Peripheral blood monocytes (PBMCs) have been shown to express and secrete pro-inflammatory cytokines when stimulated with lipopolysaccharide (LPS) in vitro. P38 inhibitors efficiently block this effect when PBMCs are pretreated with such compounds prior to stimulation with LPS (Lee, J. C., et al., Int. J. Immunopharmacol., 1988, 10:835-843). The efficacy of p38 inhibitors in animal models of inflammatory disease has prompted an investigation of the underlying mechanism(s) which could account for the effect of these inhibitors. The role of p38 in the response of cells to IL-1 and TNF has been investigated in a number of cells systems relevant to the inflammatory response using a pyridinyl imidazole inhibitor: endothelial cells and IL-8 (Hashimoto, S., et al., J. Pharmacol. Exp. Ther., 2001, 293:370-375), fibroblasts and IL-6/GM-CSF/PGE2 (Beyaert, R., et al., EMBO J., 1996, 15:1914-1923), neutrophils and IL-8 (Albanyan, E. A., et al., Infect. Immun., 2000, 68:2053-2060) macrophages and IL-1 (Caivano, M. and Cohen, P., J. Immunol., 2000, 164:3018-3025), and smooth muscle cells and RANTES (aruoka, S., et al., Am. J. Respir. Crit. Care Med., 1999, 161:659-668). The destructive effects of many disease states are caused by the over production of pro-inflammatory cytokines. The ability of p38 inhibitors to regulate this overproduction makes them excellent candidates for disease modifying agents. Known inhibitors of p38 MAPK are active in a variety of widely recognized disease models. Inhibitors of p38 MAPK show positive effects in a number of standard animal models of inflammation including rat collagen-induced arthritis (Jackson, J. R., et al., J. Pharmacol. Exp. Ther., 1998, 284:687-692); rat adjuvant-induced arthritis (Badger, A. M., et al., Arthritis Rheum., 2000, 43:175-183; Badger, A. M., et al., J. Pharmacol. Exp. Ther., (1996) 279:1453-1461); and carrageenan-induced paw edema in the mouse Nishikori, T., et al., Eur. J. Pharm., 2002, 451:327-333). Molecules that block the function of p38 have been shown to be effective in inhibiting bone resorption, inflammation, and other immune and inflammation-based pathologies in these animal models.
Thus, a safe and effective kinase inhibitor would provide a means to treat debilitating diseases that can be regulated by modulation of one or more kinases.

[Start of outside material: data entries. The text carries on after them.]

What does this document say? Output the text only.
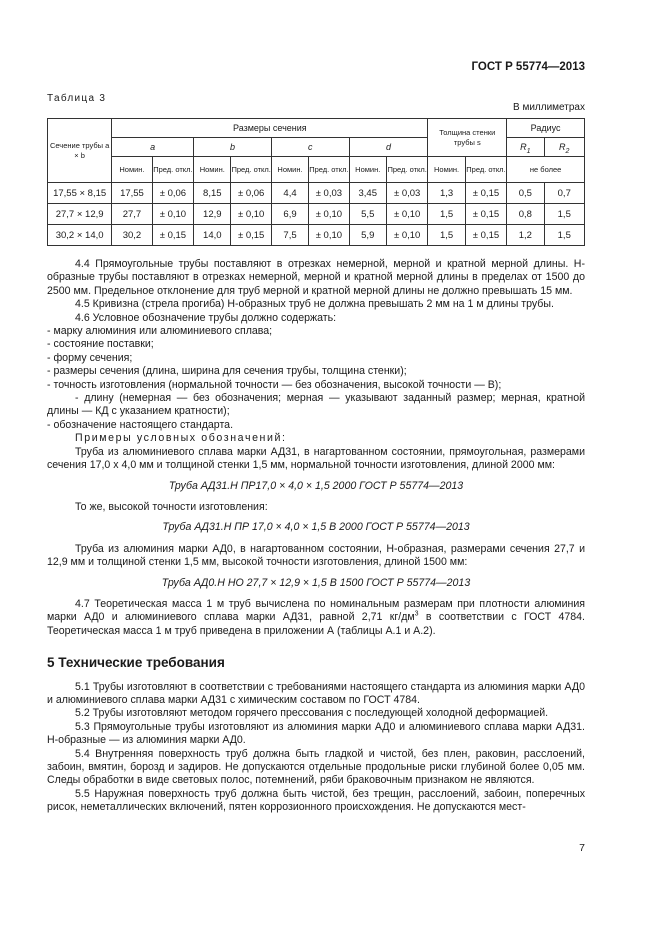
ГОСТ Р 55774—2013
Таблица 3
В миллиметрах
Сечение трубы a × b	Размеры сечения								Толщина стенки трубы s		Радиус	
	a		b		c		d				$R_1$	$R_2$
	Номин.	Пред. откл.	Номин.	Пред. откл.	Номин.	Пред. откл.	Номин.	Пред. откл.	Номин.	Пред. откл.	не более	
17,55 × 8,15	17,55	± 0,06	8,15	± 0,06	4,4	± 0,03	3,45	± 0,03	1,3	± 0,15	0,5	0,7
27,7 × 12,9	27,7	± 0,10	12,9	± 0,10	6,9	± 0,10	5,5	± 0,10	1,5	± 0,15	0,8	1,5
30,2 × 14,0	30,2	± 0,15	14,0	± 0,15	7,5	± 0,10	5,9	± 0,10	1,5	± 0,15	1,2	1,5

4.4 Прямоугольные трубы поставляют в отрезках немерной, мерной и кратной мерной длины. Н-образные трубы поставляют в отрезках немерной, мерной и кратной мерной длины в пределах от 1500 до 2500 мм. Предельное отклонение для труб мерной и кратной мерной длины не должно превышать 15 мм.

4.5 Кривизна (стрела прогиба) Н-образных труб не должна превышать 2 мм на 1 м длины трубы.

4.6 Условное обозначение трубы должно содержать:

- марку алюминия или алюминиевого сплава;

- состояние поставки;

- форму сечения;

- размеры сечения (длина, ширина для сечения трубы, толщина стенки);

- точность изготовления (нормальной точности — без обозначения, высокой точности — В);

- длину (немерная — без обозначения; мерная — указывают заданный размер; мерная, кратной длины — КД с указанием кратности);

- обозначение настоящего стандарта.

Примеры условных обозначений:

Труба из алюминиевого сплава марки АД31, в нагартованном состоянии, прямоугольная, размерами сечения 17,0 х 4,0 мм и толщиной стенки 1,5 мм, нормальной точности изготовления, длиной 2000 мм:

Труба АД31.Н ПР17,0 × 4,0 × 1,5 2000 ГОСТ Р 55774—2013

То же, высокой точности изготовления:

Труба АД31.Н ПР 17,0 × 4,0 × 1,5 В 2000 ГОСТ Р 55774—2013

Труба из алюминия марки АД0, в нагартованном состоянии, Н-образная, размерами сечения 27,7 и 12,9 мм и толщиной стенки 1,5 мм, высокой точности изготовления, длиной 1500 мм:

Труба АД0.Н НО 27,7 × 12,9 × 1,5 В 1500 ГОСТ Р 55774—2013

4.7 Теоретическая масса 1 м труб вычислена по номинальным размерам при плотности алюминия марки АД0 и алюминиевого сплава марки АД31, равной 2,71 $кг/дм^3$ в соответствии с ГОСТ 4784. Теоретическая масса 1 м труб приведена в приложении А (таблицы А.1 и А.2).

5 Технические требования

5.1 Трубы изготовляют в соответствии с требованиями настоящего стандарта из алюминия марки АД0 и алюминиевого сплава марки АД31 с химическим составом по ГОСТ 4784.

5.2 Трубы изготовляют методом горячего прессования с последующей холодной деформацией.

5.3 Прямоугольные трубы изготовляют из алюминия марки АД0 и алюминиевого сплава марки АД31. Н-образные — из алюминия марки АД0.

5.4 Внутренняя поверхность труб должна быть гладкой и чистой, без плен, раковин, расслоений, забоин, вмятин, борозд и задиров. Не допускаются отдельные продольные риски глубиной более 0,05 мм. Следы обработки в виде световых полос, потемнений, ряби браковочным признаком не являются.

5.5 Наружная поверхность труб должна быть чистой, без трещин, расслоений, забоин, поперечных рисок, неметаллических включений, пятен коррозионного происхождения. Не допускаются мест-

7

International patent application publication number WO 2004/078116 discloses certain compounds as kinase inhibitors. Amongst these compounds are certain N1-substituted indazole derivatives having a substituent at the 5-position that contains a pyrazol-5-ylurea group. Examples of such compounds include the compounds of Examples 94 and 138 in which the N1 substituent is respectively a methyl group and a 2-hydroxy-2-methylpropyl group.
It has now been found that compounds having particularly desirable properties may be obtained by selecting the primary alcohol group, —CH2CH2OH, as the N1 substituent, and a particular substituent at the 5-position containing a 3-tert-butyl-1-p-tolyl-1H-pyrazol-5-yl group.